What are three drawbacks to owning rental real estate? ›

The drawbacks of having rental properties include a lack of liquidity, the cost of upkeep, and the potential for difficult tenants and for the neighborhood's appeal to decline.

Why everyone should own at least one rental property? ›

Owning real estate simply means that you have an income generating asset that will continue to generate income virtually forever. Unless you destroy the property, burn it down, or sell it, you'll always have this income producing asset that will work for you as long as you maintain it.

What are the pros and cons of renting vs owning? ›

Renting offers flexibility, predictable monthly expenses, and someone to handle repairs. Homeownership brings intangible benefits, such as a sense of stability and pride of ownership, along with the tangible ones of tax deductions and equity.

How stressful is rental property? ›

However, don't jump into the rental property game without seeing that there are negatives and it can get very stressful. People often overlook things like times of vacancy, residents who don't pay rent, and maintenance issues. Real Estate provides no shortage of opportunities for stress.

What are landlords biggest fears? ›

Disruptive tenants, unpaid rent, and property damage are common fears for landlords.

What is the 2 rule for rental properties? ›

The 2% rule is a rule of thumb that determines how much rental income a property should theoretically be able to generate. Following the 2% rule, an investor can expect to realize a positive cash flow from a rental property if the monthly rent is at least 2% of the purchase price.

How much monthly profit should you make on a rental property? ›

It is generally recommended to aim for an ROI of 10-15%. However, the ROI that is considered “good” or “bad” is dependent on an individual's financial standing and the particular property they choose to invest in.

What is the 4 3 2 1 rule in real estate? ›

Analyzing the 4-3-2-1 Rule in Real Estate

This rule outlines the ideal financial outcomes for a rental property. It suggests that for every rental property, investors should aim for a minimum of 4 properties to achieve financial stability, 3 of those properties should be debt-free, generating consistent income.

Is it smarter to rent or own? ›

A common rule of thumb is if you plan to stay in the home for five to seven years, buying is a good option. Anything shorter than that may make it a less optimal investment.
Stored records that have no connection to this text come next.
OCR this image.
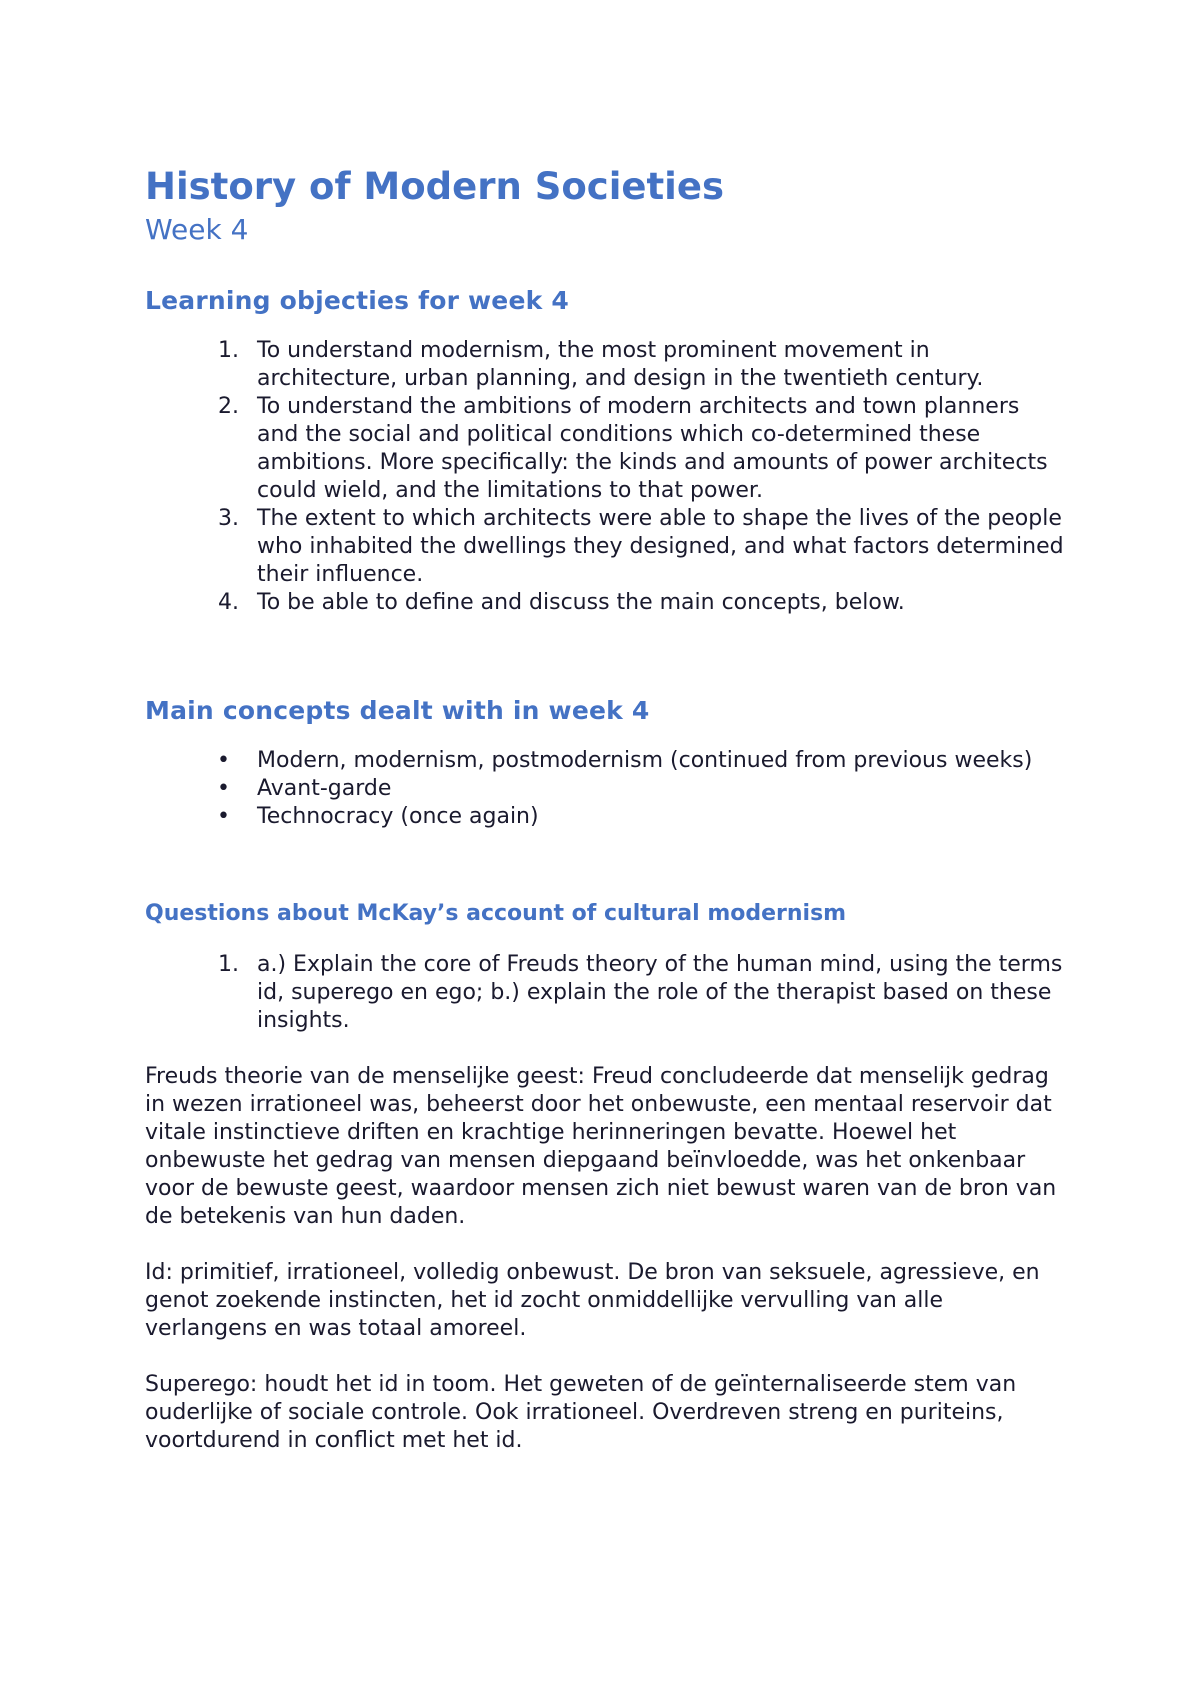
History of Modern Societies
Week 4
Learning objecties for week 4
1. To understand modernism, the most prominent movement in architecture, urban planning, and design in the twentieth century.
2. To understand the ambitions of modern architects and town planners and the social and political conditions which co-determined these ambitions. More specifically: the kinds and amounts of power architects could wield, and the limitations to that power.
3. The extent to which architects were able to shape the lives of the people who inhabited the dwellings they designed, and what factors determined their influence.
4. To be able to define and discuss the main concepts, below.
Main concepts dealt with in week 4
• Modern, modernism, postmodernism (continued from previous weeks)
• Avant-garde
• Technocracy (once again)
Questions about McKay’s account of cultural modernism
1. a.) Explain the core of Freuds theory of the human mind, using the terms id, superego en ego; b.) explain the role of the therapist based on these insights.

Freuds theorie van de menselijke geest: Freud concludeerde dat menselijk gedrag in wezen irrationeel was, beheerst door het onbewuste, een mentaal reservoir dat vitale instinctieve driften en krachtige herinneringen bevatte. Hoewel het onbewuste het gedrag van mensen diepgaand beïnvloedde, was het onkenbaar voor de bewuste geest, waardoor mensen zich niet bewust waren van de bron van de betekenis van hun daden.

Id: primitief, irrationeel, volledig onbewust. De bron van seksuele, agressieve, en genot zoekende instincten, het id zocht onmiddellijke vervulling van alle verlangens en was totaal amoreel.

Superego: houdt het id in toom. Het geweten of de geïnternaliseerde stem van ouderlijke of sociale controle. Ook irrationeel. Overdreven streng en puriteins, voortdurend in conflict met het id.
Stage of life is another significant lifestyle factor to consider.

How much can I afford with a 50k salary? ›

On a 50k salary, how much mortgage could you afford? According to this rule of thumb, you could afford $125,000 ($50,000 x 2.5). Let's say you have a 4.5 percent interest rate and choose a 30-year mortgage. Your monthly mortgage payment would be $633.
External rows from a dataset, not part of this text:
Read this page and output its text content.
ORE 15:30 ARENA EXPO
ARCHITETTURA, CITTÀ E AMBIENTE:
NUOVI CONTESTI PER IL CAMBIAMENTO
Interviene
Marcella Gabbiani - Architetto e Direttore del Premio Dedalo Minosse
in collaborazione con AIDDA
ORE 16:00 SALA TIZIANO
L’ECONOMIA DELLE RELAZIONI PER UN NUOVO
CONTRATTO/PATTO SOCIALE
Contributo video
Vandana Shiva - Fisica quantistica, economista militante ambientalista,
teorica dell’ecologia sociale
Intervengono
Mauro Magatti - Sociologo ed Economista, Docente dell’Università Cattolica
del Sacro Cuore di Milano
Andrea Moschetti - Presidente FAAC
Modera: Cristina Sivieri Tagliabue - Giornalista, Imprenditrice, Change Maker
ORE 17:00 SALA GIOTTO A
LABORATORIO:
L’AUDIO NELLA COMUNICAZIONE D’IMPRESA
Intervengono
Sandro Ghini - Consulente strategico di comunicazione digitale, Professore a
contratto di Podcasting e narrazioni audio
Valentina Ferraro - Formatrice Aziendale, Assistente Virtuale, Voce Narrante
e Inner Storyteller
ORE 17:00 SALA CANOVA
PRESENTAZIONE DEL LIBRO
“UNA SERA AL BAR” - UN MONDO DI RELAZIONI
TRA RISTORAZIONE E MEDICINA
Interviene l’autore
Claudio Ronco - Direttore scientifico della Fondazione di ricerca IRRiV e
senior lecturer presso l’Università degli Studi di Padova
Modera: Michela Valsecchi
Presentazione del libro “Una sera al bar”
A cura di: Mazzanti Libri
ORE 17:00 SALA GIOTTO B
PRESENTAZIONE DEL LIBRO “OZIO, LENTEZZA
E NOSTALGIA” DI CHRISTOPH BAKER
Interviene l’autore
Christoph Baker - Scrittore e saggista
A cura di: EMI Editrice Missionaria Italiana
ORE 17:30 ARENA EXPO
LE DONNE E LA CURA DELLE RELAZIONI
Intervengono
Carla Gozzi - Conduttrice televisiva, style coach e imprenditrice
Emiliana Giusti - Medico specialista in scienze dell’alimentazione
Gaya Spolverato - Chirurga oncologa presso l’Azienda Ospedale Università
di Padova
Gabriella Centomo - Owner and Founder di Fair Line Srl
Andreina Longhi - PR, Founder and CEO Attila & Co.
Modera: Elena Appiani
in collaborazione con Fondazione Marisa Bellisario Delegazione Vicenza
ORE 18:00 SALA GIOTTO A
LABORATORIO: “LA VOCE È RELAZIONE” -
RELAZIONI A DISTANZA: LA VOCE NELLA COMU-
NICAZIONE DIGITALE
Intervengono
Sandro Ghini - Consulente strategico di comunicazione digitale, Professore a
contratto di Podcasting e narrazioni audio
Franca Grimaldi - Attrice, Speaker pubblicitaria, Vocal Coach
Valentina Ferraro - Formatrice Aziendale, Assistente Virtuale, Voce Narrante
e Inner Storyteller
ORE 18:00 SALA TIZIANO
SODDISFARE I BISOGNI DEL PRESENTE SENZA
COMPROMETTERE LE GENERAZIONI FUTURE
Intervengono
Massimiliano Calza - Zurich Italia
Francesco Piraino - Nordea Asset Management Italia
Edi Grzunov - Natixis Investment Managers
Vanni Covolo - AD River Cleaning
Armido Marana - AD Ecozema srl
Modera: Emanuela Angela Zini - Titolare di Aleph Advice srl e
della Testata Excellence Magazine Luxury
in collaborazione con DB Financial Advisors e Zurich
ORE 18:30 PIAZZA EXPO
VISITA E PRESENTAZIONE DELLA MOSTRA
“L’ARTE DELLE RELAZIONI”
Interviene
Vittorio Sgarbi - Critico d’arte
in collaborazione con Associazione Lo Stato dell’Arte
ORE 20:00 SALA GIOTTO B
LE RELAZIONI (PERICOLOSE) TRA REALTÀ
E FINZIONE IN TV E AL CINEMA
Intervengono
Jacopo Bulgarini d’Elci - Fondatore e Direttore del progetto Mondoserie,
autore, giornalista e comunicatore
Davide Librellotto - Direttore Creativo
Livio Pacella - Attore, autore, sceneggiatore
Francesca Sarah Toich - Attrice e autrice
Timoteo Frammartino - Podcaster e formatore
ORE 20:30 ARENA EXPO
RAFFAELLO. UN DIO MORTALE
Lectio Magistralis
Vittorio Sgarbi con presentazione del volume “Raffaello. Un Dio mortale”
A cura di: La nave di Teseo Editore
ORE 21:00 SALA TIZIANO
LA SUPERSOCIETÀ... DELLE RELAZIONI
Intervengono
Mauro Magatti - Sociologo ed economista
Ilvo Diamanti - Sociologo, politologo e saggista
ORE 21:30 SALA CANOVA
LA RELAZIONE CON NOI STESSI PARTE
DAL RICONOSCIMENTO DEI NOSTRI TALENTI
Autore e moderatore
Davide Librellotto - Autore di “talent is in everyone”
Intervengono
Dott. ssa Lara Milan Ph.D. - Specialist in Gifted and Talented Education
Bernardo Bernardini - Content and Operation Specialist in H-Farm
Why is owning more expensive than renting? ›

Higher mortgage rates and a nationwide housing shortage are key factors behind persistently high home prices, according to the CBRE report.
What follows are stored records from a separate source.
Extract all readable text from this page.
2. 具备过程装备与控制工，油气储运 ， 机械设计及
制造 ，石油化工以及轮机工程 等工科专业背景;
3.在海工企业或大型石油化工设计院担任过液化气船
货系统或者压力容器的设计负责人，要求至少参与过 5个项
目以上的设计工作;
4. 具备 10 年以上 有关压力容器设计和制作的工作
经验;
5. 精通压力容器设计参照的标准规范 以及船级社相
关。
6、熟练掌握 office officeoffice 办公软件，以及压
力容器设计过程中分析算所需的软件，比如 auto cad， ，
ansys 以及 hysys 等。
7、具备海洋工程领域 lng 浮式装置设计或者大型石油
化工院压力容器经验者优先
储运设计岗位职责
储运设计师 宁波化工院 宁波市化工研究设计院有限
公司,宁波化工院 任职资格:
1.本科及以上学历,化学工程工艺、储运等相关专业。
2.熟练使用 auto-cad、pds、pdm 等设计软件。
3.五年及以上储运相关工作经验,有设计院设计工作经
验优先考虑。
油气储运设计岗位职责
What is the biggest risk of real estate investment? ›

Real estate investing can be lucrative but it's important to understand the risks. Key risks include bad locations, negative cash flows, high vacancies, and problematic tenants.

How risky is being a landlord? ›

You may have a tenant who damages the property, requiring you to shell out good money to fix the place up again. A tenant who doesn't pay is a big risk due to the costly process of evicting them, in addition to finding a new tenant which is a process that is both expensive and time-consuming.

What are the at risk rules for rental property? ›

At-risk rules apply to rentals by limiting the amount of loss a taxpayer can claim on rental property to the amount of money they have invested in the property, plus any borrowed money that is secured by the property.” The purpose of these rules is to prevent taxpayers from claiming losses on rental property that ...

What is high risk in real estate? ›

Fraud. The fact of the matter is that there is a higher than average risk of real estate fraud and criminality. Identity theft, misrepresentation, falsification of documents, and more are known to happen.